Calmamente a criatura começou a dizer: - Não estou na sua presença por sua causa, sua mudança será mais importante que qualquer serviço prestado. – Como assim? Indagou o jovem. E o demônio respondeu: - Se fosse outra coisa que eu quisesse com você, certamente já o teria, mas no seu caso, o temor que vai começar a ter já servirá de exemplo para as pessoas que assistem você. Sabe, às vezes é importante renovar a própria fama, vocês parecem se esquecer de coisas básicas e que são importantes para todos nós, quero dizer, para a sua e a minha existência.
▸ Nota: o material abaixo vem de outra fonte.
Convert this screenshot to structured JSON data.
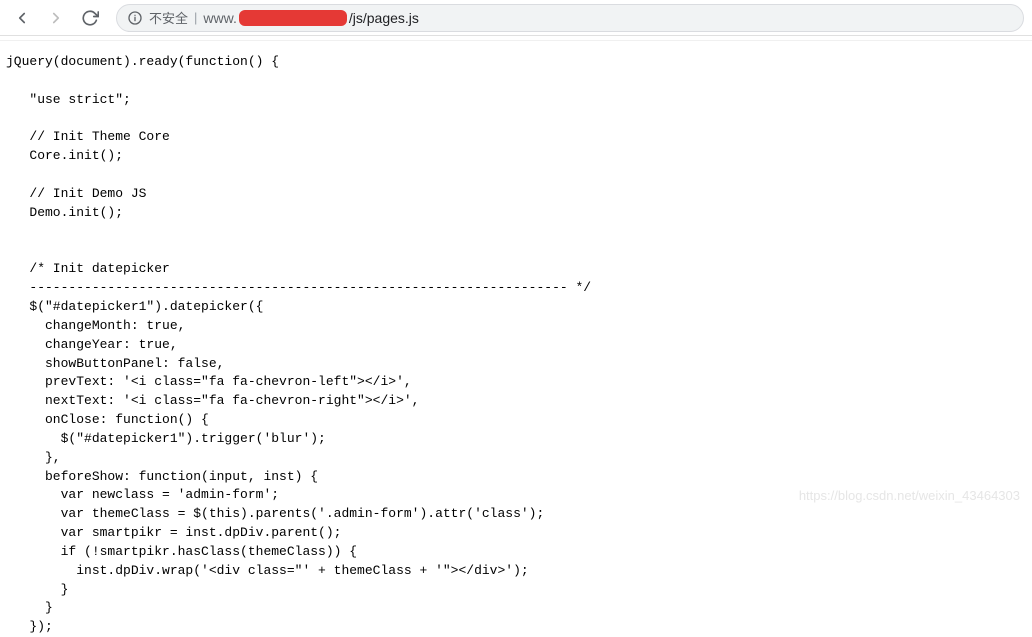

Antes que sobre para nós também, é bom que a sua raça comece a colaborar.

O jovem aliviado disse: - Então tudo isso é uma barganha? Quer dizer, como alguém tão supremo como você vai precisar da minha crença? Que coisa mais incoerente um ser sobrenatural vir me acordar pedindo para eu confiar nele. Tudo isso parece bastante desnecessário, quando finalmente estava pegando no sono você me aparece? Resmungou impaciente. O demônio já esperando aquela reação olhou sinistramente para o jovem rapaz e se levantou da cadeira desembainhando um punhal pontiagudo quando se aproximou agarrando sua mão sobre a mesa.
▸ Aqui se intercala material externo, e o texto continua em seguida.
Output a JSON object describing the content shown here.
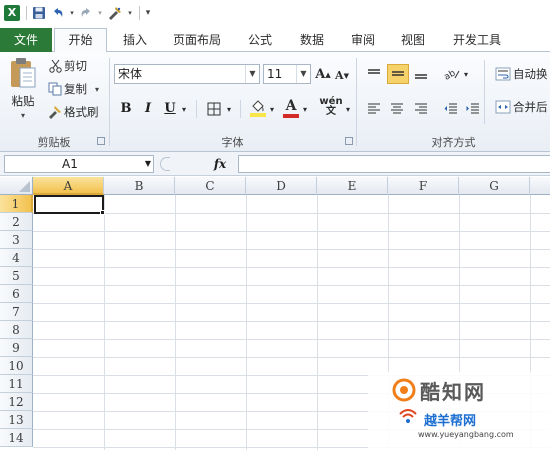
{
  "qat": {
    "icons": [
      "excel-logo-icon",
      "save-icon",
      "undo-icon",
      "redo-icon",
      "format-painter-icon",
      "customize-qat-icon"
    ],
    "excel_glyph": "X"
  },
  "tabs": [
    {
      "label": "文件",
      "active": false
    },
    {
      "label": "开始",
      "active": true
    },
    {
      "label": "插入",
      "active": false
    },
    {
      "label": "页面布局",
      "active": false
    },
    {
      "label": "公式",
      "active": false
    },
    {
      "label": "数据",
      "active": false
    },
    {
      "label": "审阅",
      "active": false
    },
    {
      "label": "视图",
      "active": false
    },
    {
      "label": "开发工具",
      "active": false
    }
  ],
  "ribbon": {
    "clipboard": {
      "paste_label": "粘贴",
      "cut_label": "剪切",
      "copy_label": "复制",
      "format_painter_label": "格式刷",
      "group_label": "剪贴板"
    },
    "font": {
      "font_name": "宋体",
      "font_size": "11",
      "bold": "B",
      "italic": "I",
      "underline": "U",
      "phonetic": "wén",
      "font_color_letter": "A",
      "group_label": "字体"
    },
    "alignment": {
      "wrap_text_label": "自动换",
      "merge_label": "合并后",
      "group_label": "对齐方式"
    }
  },
  "formula_bar": {
    "name_box": "A1",
    "fx_label": "fx",
    "value": ""
  },
  "grid": {
    "columns": [
      "A",
      "B",
      "C",
      "D",
      "E",
      "F",
      "G"
    ],
    "rows": [
      "1",
      "2",
      "3",
      "4",
      "5",
      "6",
      "7",
      "8",
      "9",
      "10",
      "11",
      "12",
      "13",
      "14"
    ],
    "active_cell": "A1"
  },
  "watermark": {
    "brand_cn": "酷知网",
    "brand2_cn": "越羊帮网",
    "url": "www.yueyangbang.com"
  },
  "colors": {
    "file_tab": "#2b7a38",
    "active_align_button": "#f6d36a",
    "fill_color_bar": "#f7e64a",
    "font_color_bar": "#d42a2a",
    "header_highlight": "#f2c14e"
  }
}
- Infelizmente, como eu disse anteriormente, os seres humanos parecem ter perdido a noção de tudo o que significa essa vida. Como prova da minha companhia com você essa noite vou comer seu coração. O jovem paralisado por aquela situação tentou se levantar, mas suas pernas pareciam adormecidas, não respondiam a sua vontade de se levantar e começar a correr daquele lugar. A agonia de ver a criatura tão de perto era como sentir a bafejada de um dragão respirando fogo pelas narinas. Finalmente percebendo que aquele parecia ser seu fim, o jovem sentiu a lamina do punhal percorrer seu peitoral enquanto a criatura se admirava com as pequenas gotas de sangue que começavam a transbordar sobre o deslizar da faca.

Quando o Demônio vêm


  
Depois de trabalhar arduamente num novo projeto de grande viabilidade econômica, cansado e mesmo assim empolgado com o sonho dos bons resultados, ele resolveu se deitar. Ainda de calça jeans, se afastou da tela do computador passando as mãos sobre o rosto. Estava exausto e parecia que tinha se esquecido disso há mais ou menos três horas atrás quando pensou pela primeira vez em descansar. Levantou da cadeira, foi ao banheiro levou água ao rosto, olhando pelo espelho pensou algumas coisas egoístas e apagou a luz mirando somente sua cama a frente.

Caiu sobre os lençóis observando o relógio que já marcava 3 horas da madrugada. Percebeu que havia passado a metade do dia trabalhando, 12 horas seguidas sem se dar conta, de repente aquilo começou a parecer loucura até para ele. Apesar da grande empolgação em finalmente crescer financeiramente, mas ao mesmo arrependido pelo tempo não fazendo o que uma pessoa na casa dos 20 anos de idade costuma fazer. Pensar nisso foi como acender a faísca para o efeito domino de seu próprio pensamento preocupado e mesmo cansado, teve insônia. Pensando sobre o que havia feito de sua própria vida. Sobre o quanto outras pessoas de sua idade poderiam estar felizes curtindo uma noite de festa e o destino de trabalho duro destinado por ele a si mesmo.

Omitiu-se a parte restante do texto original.